Tech
Microsoft says AI feature that captures screenshots on new PCs will be off by default after backlash
Microsoft CEO Satya Nadella speaks at an event on Microsoft’s campus in Redmond, Washington, on May 20, 2024.
Chona Kasinger | Bloomberg | Getty Images
Microsoft said an artificial intelligence feature on new PCs that captures screenshots and enables searching of user activity will be off by default after security researchers determined that attackers could access the underlying data.
The Recall feature was one of the main capabilities Microsoft showed during a press briefing last month for forthcoming Copilot+ PCs with AI computing power onboard.
“If you don’t proactively choose to turn it on, it will be off by default,” Pavan Davuluri, Microsoft’s head of Windows and Surface devices, wrote in a blog post Friday.
Microsoft has been trying to balance competing interests of late as it moves to incorporate new generative AI tools into its products and to keep up with the competition. While the market is evolving rapidly, user privacy and security are under a microscope. A U.S. government review board recently criticized Microsoft’s handling of China’s breach of U.S. government officials’ email accounts.
Microsoft has already added the Copilot conversational chatbot into Windows in a way that resembles OpenAI’s popular ChatGPT. Both ChatGPT and Copilot rely on servers in the cloud to perform necessary computations and then send back responses to PCs. Recall is different in that it keeps data on users’ computers and doesn’t need to access supplemental computing power over the internet.
Satya Nadella, Microsoft’s CEO, directed employees to put security first and announced changes to its security practices following the U.S. government report.

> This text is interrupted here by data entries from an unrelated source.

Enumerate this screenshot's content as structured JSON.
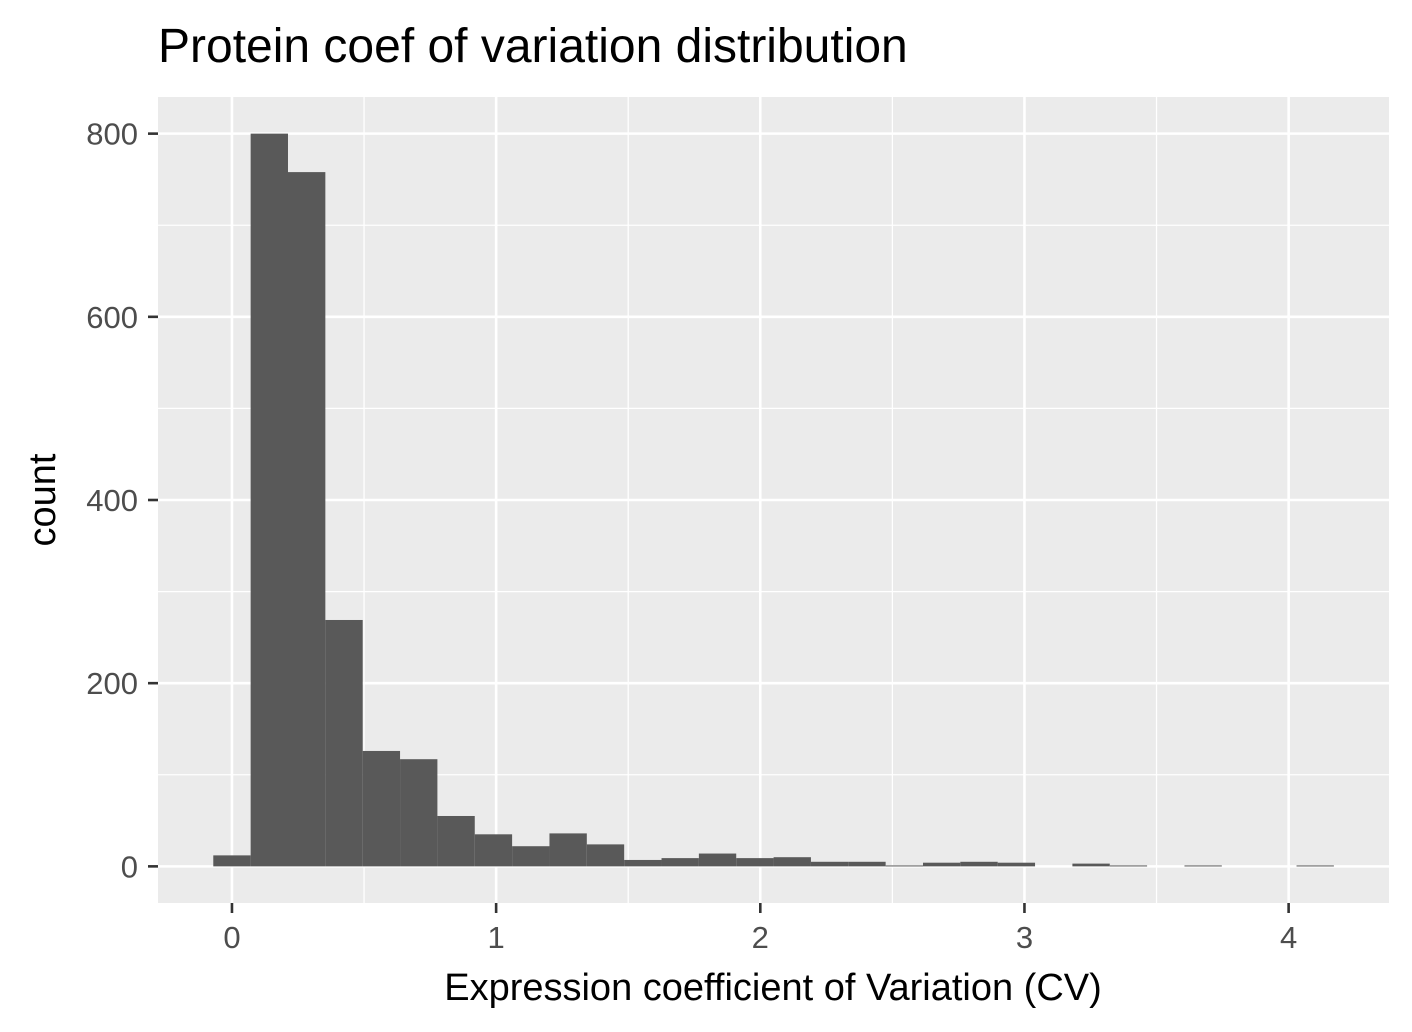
{
  "chart_data": {
    "type": "bar",
    "subtype": "histogram",
    "title": "Protein coef of variation distribution",
    "xlabel": "Expression coefficient of Variation (CV)",
    "ylabel": "count",
    "xlim": [
      -0.28,
      4.38
    ],
    "ylim": [
      -40,
      840
    ],
    "x_ticks": [
      0,
      1,
      2,
      3,
      4
    ],
    "x_tick_labels": [
      "0",
      "1",
      "2",
      "3",
      "4"
    ],
    "y_ticks": [
      0,
      200,
      400,
      600,
      800
    ],
    "y_tick_labels": [
      "0",
      "200",
      "400",
      "600",
      "800"
    ],
    "bin_width": 0.1414,
    "bins": [
      {
        "start": -0.0707,
        "end": 0.0707,
        "count": 12
      },
      {
        "start": 0.0707,
        "end": 0.2121,
        "count": 800
      },
      {
        "start": 0.2121,
        "end": 0.3535,
        "count": 758
      },
      {
        "start": 0.3535,
        "end": 0.4949,
        "count": 269
      },
      {
        "start": 0.4949,
        "end": 0.6363,
        "count": 126
      },
      {
        "start": 0.6363,
        "end": 0.7777,
        "count": 117
      },
      {
        "start": 0.7777,
        "end": 0.9191,
        "count": 55
      },
      {
        "start": 0.9191,
        "end": 1.0605,
        "count": 35
      },
      {
        "start": 1.0605,
        "end": 1.2019,
        "count": 22
      },
      {
        "start": 1.2019,
        "end": 1.3433,
        "count": 36
      },
      {
        "start": 1.3433,
        "end": 1.4847,
        "count": 24
      },
      {
        "start": 1.4847,
        "end": 1.6261,
        "count": 7
      },
      {
        "start": 1.6261,
        "end": 1.7675,
        "count": 9
      },
      {
        "start": 1.7675,
        "end": 1.9089,
        "count": 14
      },
      {
        "start": 1.9089,
        "end": 2.0503,
        "count": 9
      },
      {
        "start": 2.0503,
        "end": 2.1917,
        "count": 10
      },
      {
        "start": 2.1917,
        "end": 2.3331,
        "count": 5
      },
      {
        "start": 2.3331,
        "end": 2.4745,
        "count": 5
      },
      {
        "start": 2.4745,
        "end": 2.6159,
        "count": 1
      },
      {
        "start": 2.6159,
        "end": 2.7573,
        "count": 4
      },
      {
        "start": 2.7573,
        "end": 2.8987,
        "count": 5
      },
      {
        "start": 2.8987,
        "end": 3.0401,
        "count": 4
      },
      {
        "start": 3.0401,
        "end": 3.1815,
        "count": 0
      },
      {
        "start": 3.1815,
        "end": 3.3229,
        "count": 3
      },
      {
        "start": 3.3229,
        "end": 3.4643,
        "count": 1
      },
      {
        "start": 3.4643,
        "end": 3.6057,
        "count": 0
      },
      {
        "start": 3.6057,
        "end": 3.7471,
        "count": 1
      },
      {
        "start": 3.7471,
        "end": 3.8885,
        "count": 0
      },
      {
        "start": 3.8885,
        "end": 4.0299,
        "count": 0
      },
      {
        "start": 4.0299,
        "end": 4.1713,
        "count": 1
      }
    ],
    "grid": true,
    "legend": "none",
    "colors": {
      "bar": "#595959",
      "panel_background": "#ebebeb",
      "grid": "#ffffff",
      "tick": "#333333",
      "tick_label": "#4d4d4d"
    }
  }
}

After Microsoft announced Recall, which can search through a log of previous actions on PCs, industry experts began questioning the potential for hackers to retrieve users’ information.

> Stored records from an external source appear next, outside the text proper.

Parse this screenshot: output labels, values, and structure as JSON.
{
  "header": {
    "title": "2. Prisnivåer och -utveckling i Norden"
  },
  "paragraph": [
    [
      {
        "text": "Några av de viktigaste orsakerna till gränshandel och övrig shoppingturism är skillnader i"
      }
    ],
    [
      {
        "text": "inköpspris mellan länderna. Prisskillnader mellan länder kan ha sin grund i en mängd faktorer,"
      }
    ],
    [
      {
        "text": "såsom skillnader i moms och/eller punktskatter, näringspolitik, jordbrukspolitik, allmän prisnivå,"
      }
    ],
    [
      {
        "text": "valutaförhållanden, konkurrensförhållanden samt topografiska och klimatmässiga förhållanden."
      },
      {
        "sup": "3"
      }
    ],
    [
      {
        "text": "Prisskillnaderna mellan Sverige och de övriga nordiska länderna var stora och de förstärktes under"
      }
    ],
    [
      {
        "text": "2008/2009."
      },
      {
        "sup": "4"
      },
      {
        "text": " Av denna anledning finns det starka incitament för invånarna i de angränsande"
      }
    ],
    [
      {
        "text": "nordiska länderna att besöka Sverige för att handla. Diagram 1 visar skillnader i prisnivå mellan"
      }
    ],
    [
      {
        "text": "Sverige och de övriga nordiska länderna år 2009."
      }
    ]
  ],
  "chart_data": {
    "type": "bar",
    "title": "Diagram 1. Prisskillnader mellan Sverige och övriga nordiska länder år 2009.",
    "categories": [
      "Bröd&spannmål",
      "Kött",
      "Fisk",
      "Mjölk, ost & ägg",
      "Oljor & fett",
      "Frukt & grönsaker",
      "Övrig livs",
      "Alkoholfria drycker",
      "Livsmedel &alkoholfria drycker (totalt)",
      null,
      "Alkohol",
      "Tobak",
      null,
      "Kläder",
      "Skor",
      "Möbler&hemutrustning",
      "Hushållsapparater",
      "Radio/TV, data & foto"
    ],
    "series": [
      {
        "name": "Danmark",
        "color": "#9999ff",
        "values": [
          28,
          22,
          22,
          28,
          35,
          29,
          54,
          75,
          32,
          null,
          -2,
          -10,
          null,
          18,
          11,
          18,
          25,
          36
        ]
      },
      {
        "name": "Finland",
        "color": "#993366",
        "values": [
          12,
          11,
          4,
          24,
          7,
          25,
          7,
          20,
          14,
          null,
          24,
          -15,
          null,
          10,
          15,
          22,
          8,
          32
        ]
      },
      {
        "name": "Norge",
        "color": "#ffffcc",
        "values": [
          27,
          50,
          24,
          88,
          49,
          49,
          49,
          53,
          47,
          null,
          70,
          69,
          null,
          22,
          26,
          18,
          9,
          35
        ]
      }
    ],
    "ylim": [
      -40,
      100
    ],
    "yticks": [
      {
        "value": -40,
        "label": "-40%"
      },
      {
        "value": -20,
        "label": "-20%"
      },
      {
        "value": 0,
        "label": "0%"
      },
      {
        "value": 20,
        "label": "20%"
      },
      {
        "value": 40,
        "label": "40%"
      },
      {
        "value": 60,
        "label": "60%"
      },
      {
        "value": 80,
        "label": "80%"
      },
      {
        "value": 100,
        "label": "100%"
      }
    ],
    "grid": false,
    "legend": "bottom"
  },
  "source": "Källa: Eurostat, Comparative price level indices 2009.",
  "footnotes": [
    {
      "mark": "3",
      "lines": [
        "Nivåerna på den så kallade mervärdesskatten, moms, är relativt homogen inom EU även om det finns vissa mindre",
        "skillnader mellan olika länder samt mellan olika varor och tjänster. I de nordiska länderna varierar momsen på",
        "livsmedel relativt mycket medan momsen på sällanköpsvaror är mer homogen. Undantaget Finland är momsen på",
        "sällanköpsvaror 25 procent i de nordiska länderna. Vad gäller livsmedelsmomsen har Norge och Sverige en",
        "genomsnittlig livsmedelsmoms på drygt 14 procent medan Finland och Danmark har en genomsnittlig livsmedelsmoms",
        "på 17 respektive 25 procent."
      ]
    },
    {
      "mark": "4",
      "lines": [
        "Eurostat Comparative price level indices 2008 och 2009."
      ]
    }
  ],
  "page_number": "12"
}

Security practitioners released software called Total Recall that displays data Recall collects.
“Windows Recall stores everything locally in an unencrypted SQLite database, and the screenshots are simply saved in a folder on your PC,” they wrote in a description of Total Recall on GitHub. They expressed concern about attackers developing tools that can look for usernames and passwords contained in Recall screenshots.
Microsoft is adding security protections to Recall in addition to requiring people to manually turn it on once Copilot+ PCs become available on June 18. The search index database will be encrypted, Microsoft said.
“Windows Hello enrollment is required to enable Recall,” Davuluri wrote. “In addition, proof of presence is also required to view your timeline and search in Recall.”
With Windows Hello, users prove their identity by entering a PIN number, showing their face to the PC camera or providing a fingerprint.
“I think overall having a choice around opting in on home systems will save a lot of people security problems further down the line,” Kevin Beaumont, a former Microsoft cybersecurity analyst who criticized the original implementation of Recall, said in a Friday post on X. “It never should have been enabled by default.”